We thought we would start this tread as a place to put down some of our thought and ideas that don't really fit in our regional conditions threads. Please feel free to engage in discussion and share your thoughts, questions or comments.
A key part to understanding any avalanche problem and
planning how to manage it is to understand the distribution of the offending
layer or interface in the terrain. We
often talk of avalanche problem being widespread, confined to specific terrain
or isolated. From the questions people
have been sending us recently it seems there may be some confusion about what these
terms actually mean.
Any avalanche problems weather widespread, specific or
isolated will be distributed across a wide area
Digging multiple pits in a small area today reminded us just
how variable the distribution of the Febuary 21st surface hoar layer
can be. We managed our hazard by
choosing a low angle slope to dig on.. Within
100m we dug three pits on a North East aspect.
In our first pit we found a well-preserved layer of surface hoar 80 cm
down and reactive. 50m across the
slope the surface hoar was there but smaller and starting to settle into the
slab above, here it was reactive only under very hard loads. 50 m
in the other direction the surface hoar was nowhere to be found.
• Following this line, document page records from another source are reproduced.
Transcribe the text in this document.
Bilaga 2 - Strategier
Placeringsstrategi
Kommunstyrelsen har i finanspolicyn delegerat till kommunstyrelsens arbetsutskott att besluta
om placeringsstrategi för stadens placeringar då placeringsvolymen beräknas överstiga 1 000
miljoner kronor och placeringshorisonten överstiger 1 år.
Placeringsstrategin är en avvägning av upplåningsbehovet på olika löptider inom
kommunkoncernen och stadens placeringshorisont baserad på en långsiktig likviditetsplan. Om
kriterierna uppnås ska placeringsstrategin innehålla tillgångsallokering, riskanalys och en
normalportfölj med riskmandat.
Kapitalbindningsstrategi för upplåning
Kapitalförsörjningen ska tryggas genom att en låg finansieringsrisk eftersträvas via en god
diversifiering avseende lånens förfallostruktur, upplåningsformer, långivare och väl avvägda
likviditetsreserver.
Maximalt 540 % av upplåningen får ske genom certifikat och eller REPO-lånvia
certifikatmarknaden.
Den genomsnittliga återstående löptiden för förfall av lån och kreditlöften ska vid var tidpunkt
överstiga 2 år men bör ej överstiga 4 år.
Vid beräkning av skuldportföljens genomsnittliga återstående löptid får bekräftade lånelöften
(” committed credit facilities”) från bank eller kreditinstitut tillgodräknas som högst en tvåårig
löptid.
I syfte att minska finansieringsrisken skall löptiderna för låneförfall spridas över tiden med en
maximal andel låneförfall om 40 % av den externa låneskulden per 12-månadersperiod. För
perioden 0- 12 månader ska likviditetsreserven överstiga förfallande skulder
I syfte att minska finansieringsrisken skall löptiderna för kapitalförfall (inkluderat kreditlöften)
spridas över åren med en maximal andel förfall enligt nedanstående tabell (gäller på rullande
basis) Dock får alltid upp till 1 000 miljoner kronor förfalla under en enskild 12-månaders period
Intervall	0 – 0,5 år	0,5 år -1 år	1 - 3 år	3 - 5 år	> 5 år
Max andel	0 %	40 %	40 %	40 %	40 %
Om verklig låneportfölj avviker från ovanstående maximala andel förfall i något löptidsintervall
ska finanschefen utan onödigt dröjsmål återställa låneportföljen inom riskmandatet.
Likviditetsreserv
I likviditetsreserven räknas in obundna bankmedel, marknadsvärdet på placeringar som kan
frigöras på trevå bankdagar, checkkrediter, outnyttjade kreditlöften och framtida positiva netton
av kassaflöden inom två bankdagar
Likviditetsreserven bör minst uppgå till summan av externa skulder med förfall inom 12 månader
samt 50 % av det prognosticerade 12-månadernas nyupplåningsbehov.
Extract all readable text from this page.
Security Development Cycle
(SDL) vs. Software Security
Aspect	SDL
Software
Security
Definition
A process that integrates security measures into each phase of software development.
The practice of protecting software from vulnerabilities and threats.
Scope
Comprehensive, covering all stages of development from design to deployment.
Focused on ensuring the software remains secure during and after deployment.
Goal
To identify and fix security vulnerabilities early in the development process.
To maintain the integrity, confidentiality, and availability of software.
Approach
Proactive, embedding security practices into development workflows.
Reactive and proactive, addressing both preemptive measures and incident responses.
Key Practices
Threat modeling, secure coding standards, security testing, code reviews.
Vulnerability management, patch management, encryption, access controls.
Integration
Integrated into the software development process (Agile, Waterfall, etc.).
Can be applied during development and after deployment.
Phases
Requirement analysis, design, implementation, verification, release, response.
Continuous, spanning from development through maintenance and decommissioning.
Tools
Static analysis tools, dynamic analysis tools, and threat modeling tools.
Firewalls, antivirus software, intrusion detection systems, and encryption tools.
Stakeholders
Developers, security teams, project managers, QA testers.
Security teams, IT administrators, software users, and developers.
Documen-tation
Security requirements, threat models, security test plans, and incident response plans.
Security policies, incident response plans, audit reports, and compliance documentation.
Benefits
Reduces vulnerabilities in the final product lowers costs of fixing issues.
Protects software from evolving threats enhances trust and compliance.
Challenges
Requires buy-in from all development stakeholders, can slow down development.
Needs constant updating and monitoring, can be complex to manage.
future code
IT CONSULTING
While all these pits were dug on a feature with fairly uniform
terrain characteristics I suspect that the presence or absents of the surface
hoar in the individual pits is due to small variations in the amount of wind
and sun the surface the snow was exposed to back in mid February when this
layer was developing. Characteristics
impossible to identify now.
In the last avalanche cycle we saw that where this layer
exists it is capable of producing large and destructive avalanches. Nothing since then has made me think that
this is not still the case. At an
average depth of 80cm this layer is approaching the limits of what is
susceptible to human triggering. However, given its isolated nature sledding
or skiing on these N - NE aspects is analogous to walking through a mine field: you might make it through no problem; on the
other hand you might not; and then, BOOM!
After weeks of
chasing this layer down I’m still not confident I have it figure out. As hard is it is to not jump onto those
tempting north facing slopes avoiding them is the only technique I know of how to
mitigate this problem. Digging a pit and
not seeing surface hoar is no guarantee of safety. Personally I look forward to may years of skiing and high marking chalky North aspects so resisting the lure of the minefield is
going to by my strategy until I start seeing strong evidence that this layer
has been assimilated into the mid pack wherever it exists.